Before I could begin to answer that I thought about what is the human identity? Is it what people know us by? Is it what we think of ourselves? Is it an eternal being tied to our race, gender, and other anchored attributes? I say it is all of the above. I believe identity is something that encompasses all thoughts regarding ourselves and our anchored qualities. It is the things that if they were taken away from a person would make a person not themselves. Or as my professor says, Sine qua non (without which not).
Today when you don’t know someone where do you venture? Largely, more and more people are using social media networks to research those who they don’t know. Facebook, twitter, even Instagram are the first places my peers travel to get a quick overview of who a person is. This alone speaks to the trust that people have towards social media.We trust that when we visit someone’s profile or page they are honestly portraying themselves through posts, pictures, etc. This trust makes a safe foundation for people to construct themselves, and their narrative through social networks. Through sites such as Facebook we share posts and share what we like, and tell everything about ourselves that we would like others to see. Rarely does one share something with their cyber-audience that would make themselves look bad, at-least knowingly.
This makes me believe we are in a period where everyone is trying to present the “best” of themselves. Whatever that may mean to the person, and to the audience they are trying to reach. Now that Facebook has the new editing feature it is just another step into the idea of perfecting your online identity. Say you posted something politically incorrect, rude, insensitive, or you simply didn’t like what you said, you now have three options. First you could delete it; wipe your slate clean. Secondly, you could hide it from your timeline, maybe you like the comments or you don’t want to lose that memory. Or lastly, and this one has become popular, you could simply edit the post.
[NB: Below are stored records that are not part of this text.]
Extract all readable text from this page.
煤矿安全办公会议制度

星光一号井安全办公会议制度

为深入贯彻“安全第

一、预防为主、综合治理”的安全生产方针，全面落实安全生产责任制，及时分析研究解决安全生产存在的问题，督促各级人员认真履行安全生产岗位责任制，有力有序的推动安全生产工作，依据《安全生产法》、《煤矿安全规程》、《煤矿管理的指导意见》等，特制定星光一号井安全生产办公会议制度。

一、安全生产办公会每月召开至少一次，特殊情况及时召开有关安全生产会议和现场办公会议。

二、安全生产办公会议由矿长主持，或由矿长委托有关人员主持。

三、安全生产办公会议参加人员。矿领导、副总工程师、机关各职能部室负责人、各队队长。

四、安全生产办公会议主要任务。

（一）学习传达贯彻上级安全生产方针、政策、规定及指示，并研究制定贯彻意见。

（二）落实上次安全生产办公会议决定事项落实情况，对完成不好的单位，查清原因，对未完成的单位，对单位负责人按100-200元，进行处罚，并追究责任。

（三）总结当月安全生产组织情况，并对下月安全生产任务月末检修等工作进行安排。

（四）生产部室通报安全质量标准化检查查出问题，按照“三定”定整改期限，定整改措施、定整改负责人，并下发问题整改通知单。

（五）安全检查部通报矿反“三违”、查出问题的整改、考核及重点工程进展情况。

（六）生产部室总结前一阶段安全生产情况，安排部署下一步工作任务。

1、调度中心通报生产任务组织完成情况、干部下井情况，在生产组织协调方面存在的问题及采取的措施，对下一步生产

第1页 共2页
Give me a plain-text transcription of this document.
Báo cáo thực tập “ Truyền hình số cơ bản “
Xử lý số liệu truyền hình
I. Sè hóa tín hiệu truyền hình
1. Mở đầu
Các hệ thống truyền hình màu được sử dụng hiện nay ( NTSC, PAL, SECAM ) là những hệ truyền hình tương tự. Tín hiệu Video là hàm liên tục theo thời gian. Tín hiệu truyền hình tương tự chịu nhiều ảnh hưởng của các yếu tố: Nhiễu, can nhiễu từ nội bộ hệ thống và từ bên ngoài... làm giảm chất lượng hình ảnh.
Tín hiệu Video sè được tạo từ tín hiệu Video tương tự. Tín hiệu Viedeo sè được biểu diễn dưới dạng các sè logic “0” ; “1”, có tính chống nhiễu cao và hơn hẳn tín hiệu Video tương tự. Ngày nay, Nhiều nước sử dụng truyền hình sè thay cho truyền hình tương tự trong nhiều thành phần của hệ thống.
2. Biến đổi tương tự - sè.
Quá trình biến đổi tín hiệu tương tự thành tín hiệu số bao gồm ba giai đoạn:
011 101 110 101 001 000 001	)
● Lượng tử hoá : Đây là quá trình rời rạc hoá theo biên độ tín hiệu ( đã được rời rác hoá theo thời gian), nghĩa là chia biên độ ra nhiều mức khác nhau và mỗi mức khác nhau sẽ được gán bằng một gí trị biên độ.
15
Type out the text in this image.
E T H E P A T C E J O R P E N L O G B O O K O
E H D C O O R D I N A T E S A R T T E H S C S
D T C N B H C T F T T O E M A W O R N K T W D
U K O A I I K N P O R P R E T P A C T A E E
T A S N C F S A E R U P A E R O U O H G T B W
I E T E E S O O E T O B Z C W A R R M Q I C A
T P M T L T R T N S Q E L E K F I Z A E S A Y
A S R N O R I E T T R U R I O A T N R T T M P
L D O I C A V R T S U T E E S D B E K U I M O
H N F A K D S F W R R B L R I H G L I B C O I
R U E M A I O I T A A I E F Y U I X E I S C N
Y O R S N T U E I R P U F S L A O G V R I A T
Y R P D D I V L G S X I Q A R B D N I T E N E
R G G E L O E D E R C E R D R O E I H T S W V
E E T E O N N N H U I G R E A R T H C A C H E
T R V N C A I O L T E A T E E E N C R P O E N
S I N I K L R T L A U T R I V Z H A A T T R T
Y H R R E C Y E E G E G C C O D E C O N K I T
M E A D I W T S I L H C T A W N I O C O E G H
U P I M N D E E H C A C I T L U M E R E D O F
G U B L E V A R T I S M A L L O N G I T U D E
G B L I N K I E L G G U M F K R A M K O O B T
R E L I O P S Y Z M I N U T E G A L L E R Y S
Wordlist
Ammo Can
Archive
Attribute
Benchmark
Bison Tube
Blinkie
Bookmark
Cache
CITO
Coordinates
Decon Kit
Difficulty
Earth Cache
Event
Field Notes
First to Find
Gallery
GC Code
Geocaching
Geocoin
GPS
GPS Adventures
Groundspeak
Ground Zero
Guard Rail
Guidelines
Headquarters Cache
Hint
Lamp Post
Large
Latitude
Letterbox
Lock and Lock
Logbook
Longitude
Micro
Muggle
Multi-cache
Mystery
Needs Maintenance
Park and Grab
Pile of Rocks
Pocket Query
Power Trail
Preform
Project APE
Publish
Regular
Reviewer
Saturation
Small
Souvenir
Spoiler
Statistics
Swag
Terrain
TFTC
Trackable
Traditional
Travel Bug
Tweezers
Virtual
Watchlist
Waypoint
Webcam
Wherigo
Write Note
This way if you have a lot of likes, and don’t want to get rid of the post completely you can tweak it to fit your needs. Unlike the real world, the digital world is leading towards perfection. If you say something regrettable to a group of people, you can’t just delete it from time, or “edit” what you said. You have to own up to your words, and take responsibility for whatever you may have said. Since social media moves around this loop-hole we now have people who seem like super humans. People who are posting things that snags them praise, and whole profiles of lives tailored to show off their best (think, best day of my life pictures). In this new age identity is malleable to our needs, and as more people adapt to this idea, I can’t help but wonder if we will lose honesty, and adapt the mentality that our lives need to be perfect.